Wednesday, March 27, 2013

BSP - Thinking Beyond Mapreduce


In 2004, Google published research papers on GFS and  MapReduce that became the basis for the open source Hadoop platform now used by Yahoo, Facebook, and Microsoft.  From then on MapReduce has become synonymous with Big Data. 

However, certain core assumptions of MapReduce are at fundamental odds with analyzing networks of people, documents and other graph data structures.

Therefore, Google built Pregel, a large bulk synchronous processing application for petabyte -scale graph processing on distributed commodity machines.

Pregel, published in 2010 shows how to implement a number of algorithms like Google’s PageRank, shortest path, bipartite matching and semi-clustering algorithm.


Why BSP?

Today, many practical data processing applications require a more flexible programming abstraction model that is compatible to run on highly scalable and massive data systems (e.g., HDFS, HBase, etc). 

A message passing paradigm beyond Map-Reduce framework would increase its flexibility in its communication capability. 

Bulk Synchronous Parallel (BSP) model fills the bill appropriately.
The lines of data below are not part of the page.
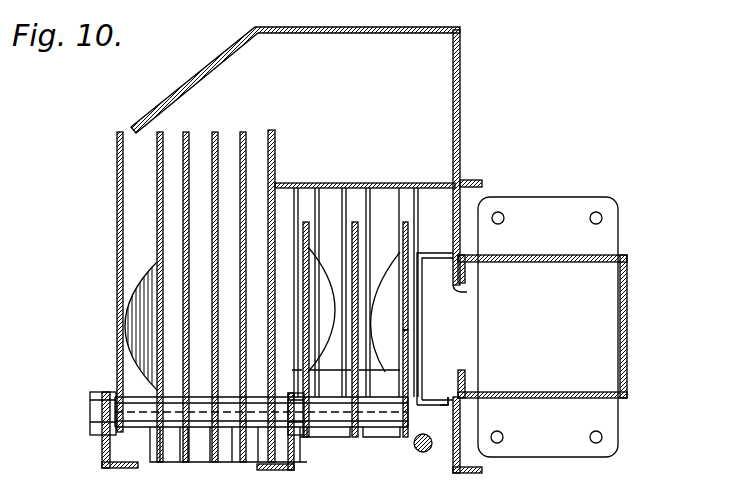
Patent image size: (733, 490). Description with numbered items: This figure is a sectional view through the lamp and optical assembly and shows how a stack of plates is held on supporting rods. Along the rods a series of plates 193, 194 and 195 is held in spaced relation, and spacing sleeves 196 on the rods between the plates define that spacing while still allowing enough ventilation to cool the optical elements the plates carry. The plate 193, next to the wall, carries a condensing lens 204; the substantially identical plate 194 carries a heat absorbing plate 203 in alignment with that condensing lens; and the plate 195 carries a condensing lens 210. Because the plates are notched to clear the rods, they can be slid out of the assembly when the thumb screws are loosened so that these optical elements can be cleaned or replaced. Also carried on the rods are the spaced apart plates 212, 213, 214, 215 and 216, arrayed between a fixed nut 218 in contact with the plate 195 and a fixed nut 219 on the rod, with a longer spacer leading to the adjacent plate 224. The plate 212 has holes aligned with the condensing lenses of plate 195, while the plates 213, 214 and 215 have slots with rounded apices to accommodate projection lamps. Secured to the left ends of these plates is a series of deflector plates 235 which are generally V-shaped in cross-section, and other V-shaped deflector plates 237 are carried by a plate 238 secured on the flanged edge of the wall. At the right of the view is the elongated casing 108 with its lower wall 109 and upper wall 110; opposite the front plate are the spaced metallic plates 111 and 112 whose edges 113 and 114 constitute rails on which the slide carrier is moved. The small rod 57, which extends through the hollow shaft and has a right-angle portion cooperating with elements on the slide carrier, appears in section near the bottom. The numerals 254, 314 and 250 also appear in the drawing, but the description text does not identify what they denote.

The plate 238 is at (419, 182).
The housing foot 254 is at (470, 474).
The plate 224 is at (117, 185).
The plate 216 is at (160, 129).
The plate 215 is at (188, 129).
The plate 214 is at (214, 129).
The plate 213 is at (245, 129).
The plate 212 is at (273, 129).
The lens 314 is at (133, 307).
The deflector plates 237 is at (342, 183).
The plate 195 is at (300, 210).
The plate 194 is at (358, 215).
The plate 193 is at (406, 226).
The spacing sleeves 196 is at (379, 430).
The condensing lens 210 is at (308, 374).
The heat absorbing plate 203 is at (357, 258).
The condensing lens 204 is at (409, 247).
The metallic plate 111 is at (454, 257).
The metallic plate 112 is at (456, 386).
The edge 113 is at (460, 287).
The edge 114 is at (459, 370).
The upper wall 110 is at (534, 256).
The lower wall 109 is at (568, 397).
The elongated casing 108 is at (628, 298).
The deflector plates 235 is at (233, 455).
The spacer 250 is at (320, 463).
The fixed nut 219 is at (108, 392).
The fixed nut 218 is at (300, 432).
The rod 57 is at (424, 451).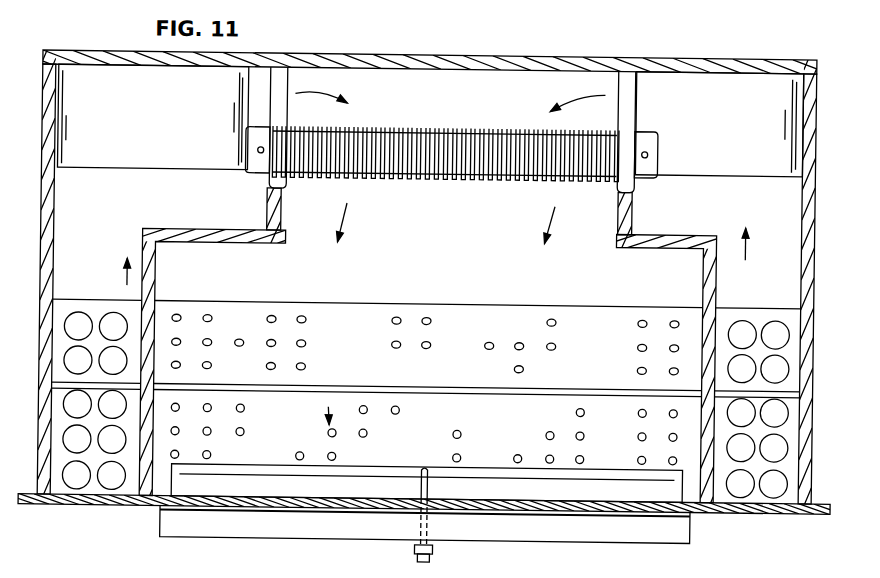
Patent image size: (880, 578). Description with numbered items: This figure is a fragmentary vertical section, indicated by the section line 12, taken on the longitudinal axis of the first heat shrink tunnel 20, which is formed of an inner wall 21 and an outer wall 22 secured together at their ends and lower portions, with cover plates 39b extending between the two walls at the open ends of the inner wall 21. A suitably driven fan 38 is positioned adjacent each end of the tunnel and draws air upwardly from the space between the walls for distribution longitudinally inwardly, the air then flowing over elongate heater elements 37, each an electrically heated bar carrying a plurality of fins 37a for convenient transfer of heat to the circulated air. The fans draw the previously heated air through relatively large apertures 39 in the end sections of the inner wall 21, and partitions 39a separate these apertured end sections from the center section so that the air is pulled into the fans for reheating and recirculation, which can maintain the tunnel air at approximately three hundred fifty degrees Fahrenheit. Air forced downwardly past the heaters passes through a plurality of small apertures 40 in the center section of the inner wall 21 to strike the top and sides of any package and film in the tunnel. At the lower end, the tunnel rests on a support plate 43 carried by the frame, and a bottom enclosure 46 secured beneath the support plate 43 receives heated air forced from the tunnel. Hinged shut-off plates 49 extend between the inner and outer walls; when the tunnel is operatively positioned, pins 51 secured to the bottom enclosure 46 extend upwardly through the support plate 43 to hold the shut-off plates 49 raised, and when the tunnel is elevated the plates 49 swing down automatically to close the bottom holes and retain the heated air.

The section line 12 is at (429, 101).
The first heat shrink tunnel 20 is at (357, 48).
The outer wall 22 is at (435, 50).
The fan 38 is at (153, 140).
The heater element 37 is at (520, 173).
The fin 37a is at (414, 176).
The cover plate 39b is at (57, 235).
The partition 39a is at (158, 275).
The aperture 39 is at (117, 311).
The inner wall 21 is at (428, 339).
The aperture 40 is at (342, 339).
The shut-off plate 49 is at (604, 471).
The pin 51 is at (438, 478).
The support plate 43 is at (107, 511).
The bottom enclosure 46 is at (509, 533).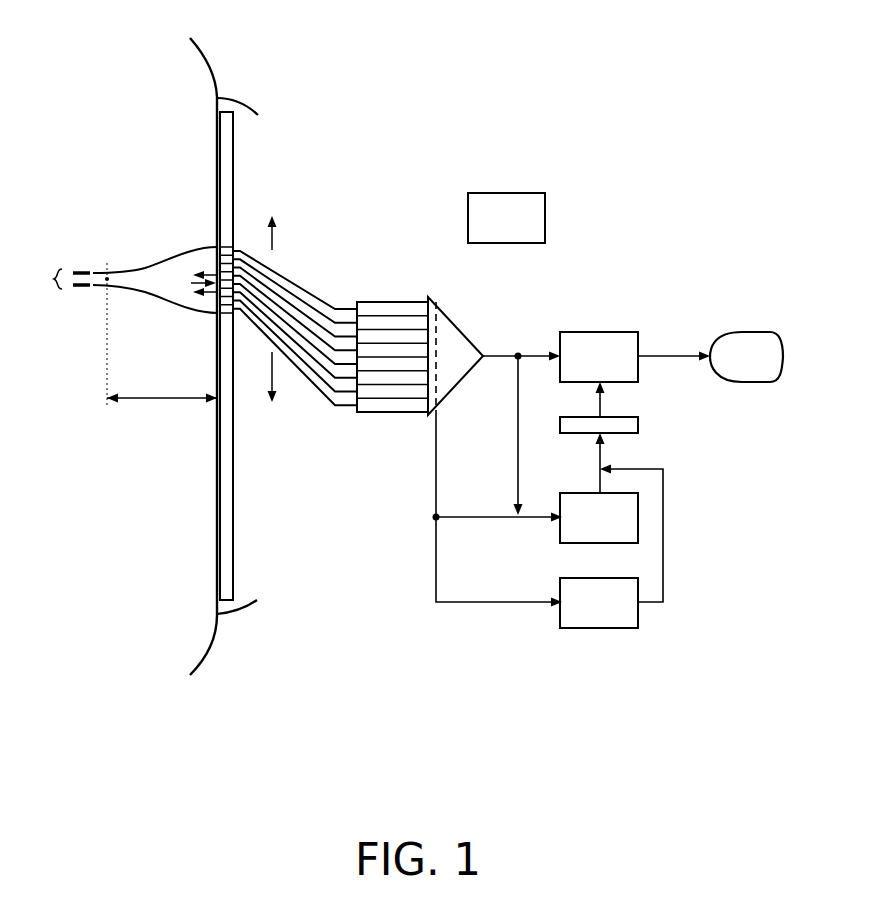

Some of its significant advantages over MapReduce and MPI are:

·         Supports message passing paradigm style of application development
·         Provides a flexible, simple, and easy-to-use small APIs
·         Enables to perform better than MPI for communication-intensive applications
·         Guarantees impossibility of deadlocks or collisions in the communication mechanisms
  

What is BSP?

The Bulk Synchronous Parallel (BSP) was developed by Leslie Valiant during the 1980s. 

The definitive article was published in 1990.

A BSP computation proceeds in a series of global supersteps.

A superstep consists of three components:

1.    Concurrent computation
Several computations take place on every participating processor. Each process only uses values stored in the local memory of the processor. The computations are independent in the sense that they occur asynchronously of all the others.

2.    Communication
The processes exchange data between themselves. This exchange takes the form of one-sided put and get calls, rather than two-sided send and receive calls.

3.    Barrier synchronization
When a process reaches this point (the barrier), it waits until all other processes have finished their communication actions.

                                                    Fig 1 - A BSP Superstep



BSP Frameworks:

The various options available in the open source world derived from Pregel are

Apache HAMA vs GIRAPH:

Here let’s focus on the two open source Apache projects  the implements BSP programming model.

HAMA
GIRAPH
Apache Top Level Project (from May-2012)
Apache Top Level Project (from May-2012)
Latest Version 0.6.0 released on 28-Nov-2012
Latest Version 0.1.0 on 08-Feb-2012
Pure BSP Engine
Uses BSP, but BSP API is not exposed
Generally for iterative processing like Matrix, Graph processing.
Just for Graph Processing.
Jobs are run as BSP Job on HDFS
Jobs are run as Mapper only Job on Hadoop.




                                                  Fig 2 – Apache Hama vs Giraph



Hama's fault tolerance capability is immature at the moment.

Apache HAMA focus is currently on messaging scalability, then on YARN, and fault tolerance.

In my next post, i will mention why not MapReduce for iterative processing.


But, It’s time to think beyond MapReduce and Apache HAMA looks promising.